In Reply to: Re: Bringing old bottomland pasture into production posted by adam r on November 24, 2010 at 06:46:30:

Depends on your state a lot.

Gonna be heck if there are any trees on it.

If it is grass, have you made hay on it every year? Have you reported that hay as crop acres over the past years? I suggest that you did make hay - a farm crop - on it over the years.....

Be helpful if you can prove it was tiled in the mid 1980's, before 1987 is good, after that is not as good but propblaby ok, after mid 1990's and it could actually be real bad.... I'm not real sure on the cutoff dates, need to look those up.

If you are good on the tiling dates, you need to _tell_ them about the previous tiling, and that you have been farming the land (baling hay). They assume any grass land is wet, not tiled, and not farmed 'here' unless you go over it with them and point out the facts. They survey the land from areal photos, won't see any tile.....

Once they determine it is a wetland & you don't appeal that in a couple weeks/ months, you are stuck even if it is 'previously converted' oh well, so sorry that we goofed, but you have to live with it....

Might pay to talk to a tile survey fella in the area who has delt with this, even if it costs $200 or so of his time, they likely been through it and offer tips for your local county & state on how _they_ do the national laws. Smiling a lot & giving the right answers & 'yes sir' goes a long way to getting good results; they geta lot of gruff upset farmers in their office and then things don't go so well.

You don't want to mention low ground, cattails, or nothin like that yourself, it is previously tiled ground that I been making hay on & is a nice field....
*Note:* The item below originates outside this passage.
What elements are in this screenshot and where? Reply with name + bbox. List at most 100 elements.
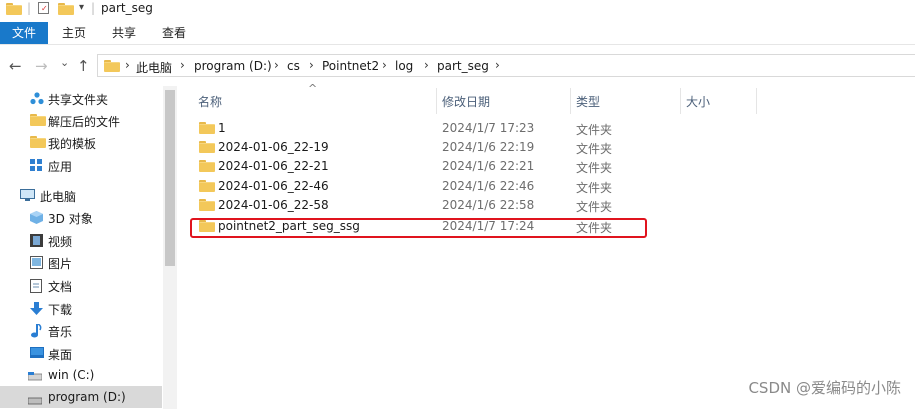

Might wish to wait a year, be sure you are harvesting that hay crop on the land, have it looked at during the dry summer time of the year, point out the tile lines in it that were put in before the no-tile dates.....

You _should_ be able to farm it and have it called previously converted; but have your ducks lined up and don't stumble along the way, the office next to the FSA is the one that will give you grief, their job is to hang on to wetlands if they can. FSA should be a breeze, but don't let them set you up for failure in the next office. You get one chance to breeze through this, they find anything to hang you up and it is your time & money & their deadlines to get it fixed back to what it was supposed to be.